Toutefois, autant le comportement de la SCI HERMES-ALLIANCES a pu les contraindre à conserver l'autorisation de transfert de l'officine pendant la durée de l'instance judiciaire, autant la SELARL LA PHARMACIE REUNIONNAISE a manifesté une certaine rigueur ou un manque de souplesse dans les discussions avec la SCI HERMES-ALLIANCES pour revendiquer la défaillance de la condition suspensive à la date du 1er mai 2019 alors que toutes les conditions de conclusion du bail étaient réunies dès le mois de juillet 2019.
Ainsi, elle ne peut se plaindre de l'intention de la SCI HERMES-ALLIANCES de faire exécuter la promesse de bail, ce contrat étant par ailleurs inséré dans une chaîne plus complexe comprenant la vente de l'immeuble avant 2024 aux associés de la SELARL LA PHARMACIE REUNIONNAISE, Madame [M] et Monsieur [K].

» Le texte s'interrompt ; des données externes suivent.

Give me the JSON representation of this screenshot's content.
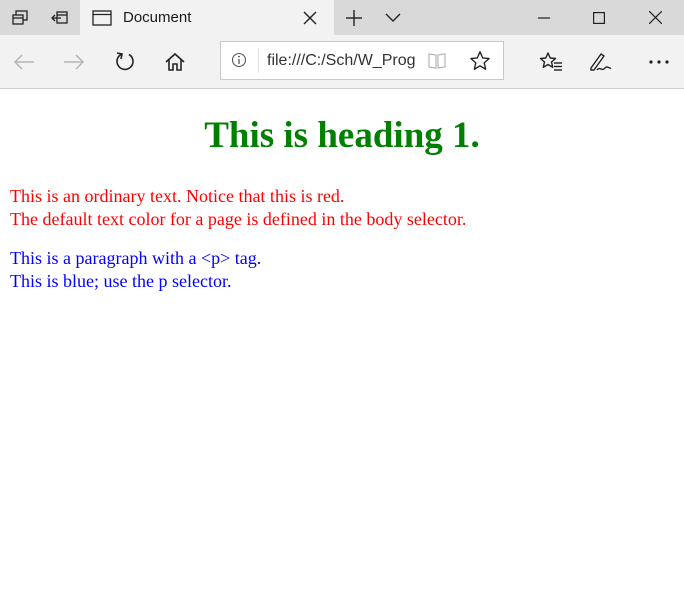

En conséquence, en l'absence de faute de la SCI HERMES-ALLIANCES qui pouvait espérer raisonnablement obtenir gain de cause en convaincant la SELARL LA PHARMACIE REUNIONNNAISE de conclure le bail litigieux, il convient de débouter les intimés de leur demande de dommages et intérêts en confirmant le jugement querellé de ce chef.
Sur les autres demandes :
Partie succombante, la SCI HERMES-ALLIANCES supportera les dépens et les frais irrépétibles des intimés en appel.
PAR CES MOTIFS
La cour, statuant publiquement, contradictoirement et en dernier ressort, en matière commerciale, par mise à disposition au greffe conformément à l'article 451 alinéa 2 du code de procédure civile ;
DEBOUTE les intimés de leur demande de nullité de la promesse de bail conclue le 7 février 2019 en raison d'une obligation potestative ou d'absence d'obligations déterminées ou déterminables pour les preneurs ;
CONFIRME le jugement entrepris en toutes ses dispositions ;
Y AJOUTANT,
CONDAMNE la SCI HERMES-ALLIANCES à payer une indemnité de 5.000 euros au titre de l'article 700 du code de procédure civile conjointement à la SELARL LA PHARMACIE REUNIONNAISE, Madame [U] [M] et Monsieur [C] [K] ;
CONDAMNE la SCI HERMES-ALLIANCES aux dépens.
Le présent arrêt a été signé par Monsieur Patrick CHEVRIER, Président de chambre, et par Madame Nathalie BEBEAU, Greffière, à laquelle la minute de la décision a été remise par le magistrat signataire.